This is a good tutorial for anyone starting out with Arduino. These parts are very easy to come by in any starter kit or very cheap if you don't have them. The programming is also very simple and uses functions that are already part of the Arduino library.
This tutorial covers transistors and flyback diodes for educational purposes. This is not necessarily the most efficient way to accomplish this project.
Step 1: The Parts
--- Arduino Uno or similar. If you know how your Arduino works then any should be fine for this project.
--- Breadboard. If this is not a project you want to keep then a breadboard is fine. Otherwise you will need to find perfboard or another way to make the circuit permanent.
--- Jumpers or wires. Many Arduino kits come with jumpers. If you do not have one, regular solid core wire is fine.
--- A Small Speaker. These can be found in many electronic devices.
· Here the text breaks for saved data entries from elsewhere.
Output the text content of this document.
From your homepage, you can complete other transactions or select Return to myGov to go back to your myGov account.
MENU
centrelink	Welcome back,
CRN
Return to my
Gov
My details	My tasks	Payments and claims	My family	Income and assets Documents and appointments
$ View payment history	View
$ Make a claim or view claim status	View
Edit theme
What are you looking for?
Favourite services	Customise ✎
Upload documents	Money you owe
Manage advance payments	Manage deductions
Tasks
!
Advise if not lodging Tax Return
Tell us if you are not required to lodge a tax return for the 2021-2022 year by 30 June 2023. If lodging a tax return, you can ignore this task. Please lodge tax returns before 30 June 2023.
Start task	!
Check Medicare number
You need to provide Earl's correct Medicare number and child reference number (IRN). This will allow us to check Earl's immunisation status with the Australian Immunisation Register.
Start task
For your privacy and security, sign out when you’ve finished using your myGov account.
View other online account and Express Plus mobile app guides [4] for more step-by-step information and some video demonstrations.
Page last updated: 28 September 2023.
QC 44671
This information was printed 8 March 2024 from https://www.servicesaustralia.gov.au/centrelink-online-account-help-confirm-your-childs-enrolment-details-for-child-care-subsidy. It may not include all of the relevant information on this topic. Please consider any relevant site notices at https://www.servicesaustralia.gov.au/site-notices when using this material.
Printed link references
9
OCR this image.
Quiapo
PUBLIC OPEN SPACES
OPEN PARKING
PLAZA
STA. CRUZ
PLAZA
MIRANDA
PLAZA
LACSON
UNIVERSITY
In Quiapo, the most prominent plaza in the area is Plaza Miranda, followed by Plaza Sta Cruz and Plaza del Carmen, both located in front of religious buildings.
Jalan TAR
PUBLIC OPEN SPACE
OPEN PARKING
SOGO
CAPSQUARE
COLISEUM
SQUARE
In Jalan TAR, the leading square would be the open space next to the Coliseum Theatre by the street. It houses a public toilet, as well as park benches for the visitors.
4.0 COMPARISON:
You will need one that can be powered on 5v from the Arduino. A piezoelectric buzzer can also be used in this circumstance.
--- 2.2k Ohm Resistor (Red Red Red). This is a good value for the transistor I am using and will most likely work for yours. If not you will need to find the datasheet and determine the appropriate resistor.
--- A Diode. These all work generally the same but watch for the polarity. It matters which way around it goes.
--- A NPN Transistor. These are quite common as well. Watch for the polarity on this as well.
Step 2: Transistors and Flyback Diodes
A Transistor is a semiconductor used to amplify a signal. It has three pins: a Emitter, a Base, and A Collector.
The Emitter is where the amplified current comes out when signaled
The Base is the signal which controls the larger current. This is where the output signal from the Arduino will go.
The Collector is the pin which receives the higher current.
In our case the "higher current" will be the 5v output from the Arduino and the "lower current" will also be the 5v coming from a digital output pin but coming through the resistor to lower the current to below the transistors maximum voltage to properly switch the higher current.
The flyback diode is used to protect the Arduino pins from unwanted current created by devices with magnets such as motors and the speaker. A diode only lets current flow in one direction. When the device with the magnet becomes unpowered a small amount of current is quickly created which can damage pins when it flows backwards. The flyback diode removes this possibility. As I stated before, this is for educational purposes. The energy possibly created by the speaker is negligible but would not be for a toy motor for example.
Step 3: Assembling the Circuit
Make sure you connect the transistor pins in the correct order and make sure the diode is in the right way.
Connect the resistor to any digital output pin on the Arduino. I used #9 (pwm).
Step 4: Programming
To create a tone we will be using the Arduino's tone() function.
There is an example that comes with Arduino to play a simple tune. To open that click File -> Examples -> Digital -> toneMelody
To create our own tunes all that is required is to change the output pin defined in the tone() function and the noTone() function. To do this you have to find the line of code with these functions and replace 8 with the pin number you are using.
For example, I am using pin 9.
To change the tones and timing of the melody you have to change array containing the notes and timing. You will have to experiment to create your own tune if you want to. See the tones.h file that also opens with the example to find the other note names.